Two sightings that locate Virginia Woolf in academia — a natural fit of course.
First up is a sighting posted by Emily Kopley to the Virginia Woolf Listserv that has also made its way around Facebook. It appeared in the April 8, 2013, issue of The Chronicle of Higher Education as an essay on teaching English to high school students and was titled “What my Ph.D. Taught Me.” The author is Jessica Levenstein, an English teacher at Horace Mann.
Kopley posted “the Woolfian bit” to the list, since the article is available to Chronicle subscribers only. She is the author of Virginia Woolf and the Thirties Poets (Cecil Woolf Publishers, 2011, #60 in the Bloomsbury Heritage monograph series).
“Every now and then, in the classroom, there are transcendent moments that surpass my own great expectations, formed in the classrooms of my astounding professors. Last spring, as we finished discussing Clarissa Dalloway’s June day, we read aloud Clarissa’s reaction to the news of Septimus’s suicide: “A thing there was that mattered; a thing, wreathed about with chatter, defaced, obscured in her own life, let drop every day in corruption, lies, chatter.”
“The room was quiet for a moment, as my students considered what that “thing” might be for Clarissa, and what it might be for them. Finally, an 11th-grade girl at the far end of the table sighed, “I wish I could always be in the middle of reading *Mrs.
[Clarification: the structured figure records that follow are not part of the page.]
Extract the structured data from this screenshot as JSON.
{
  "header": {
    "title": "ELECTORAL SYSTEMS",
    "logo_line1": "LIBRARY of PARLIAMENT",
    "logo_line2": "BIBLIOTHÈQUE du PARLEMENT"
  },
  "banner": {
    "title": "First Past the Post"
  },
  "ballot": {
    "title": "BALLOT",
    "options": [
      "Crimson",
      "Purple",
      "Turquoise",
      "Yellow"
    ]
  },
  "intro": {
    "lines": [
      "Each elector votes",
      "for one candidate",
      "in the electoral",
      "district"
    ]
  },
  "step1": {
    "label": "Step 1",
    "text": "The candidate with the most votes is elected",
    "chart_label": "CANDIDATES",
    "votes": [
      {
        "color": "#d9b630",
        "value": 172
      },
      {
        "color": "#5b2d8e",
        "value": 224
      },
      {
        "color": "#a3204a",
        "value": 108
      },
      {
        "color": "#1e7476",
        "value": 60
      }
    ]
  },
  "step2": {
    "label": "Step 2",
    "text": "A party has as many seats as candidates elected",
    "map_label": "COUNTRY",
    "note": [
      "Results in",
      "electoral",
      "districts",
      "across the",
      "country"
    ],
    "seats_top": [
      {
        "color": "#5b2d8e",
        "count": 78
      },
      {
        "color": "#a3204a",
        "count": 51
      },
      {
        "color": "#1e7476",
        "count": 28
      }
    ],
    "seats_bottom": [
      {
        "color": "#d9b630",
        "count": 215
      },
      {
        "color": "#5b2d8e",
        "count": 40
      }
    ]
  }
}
Dalloway.*” Become a teacher, I thought, and your wish can come true.
The second academic sighting is Simon Gikandi’s editor’s column, “The Fantasy of the Library,” in the January issue of PMLA. Gikandi begins the piece by relating the envy of Woolf that he felt “Once upon a time, when I was dreaming of becoming a writer.”
His envy, he explains, was “because she had the good fortune to live in Bloomsbury, close to the British Museum and its famous Reading Room.” He goes on to cite Woolf’s descriptions of the room in A Room of One’s Own and Jacob’s Room.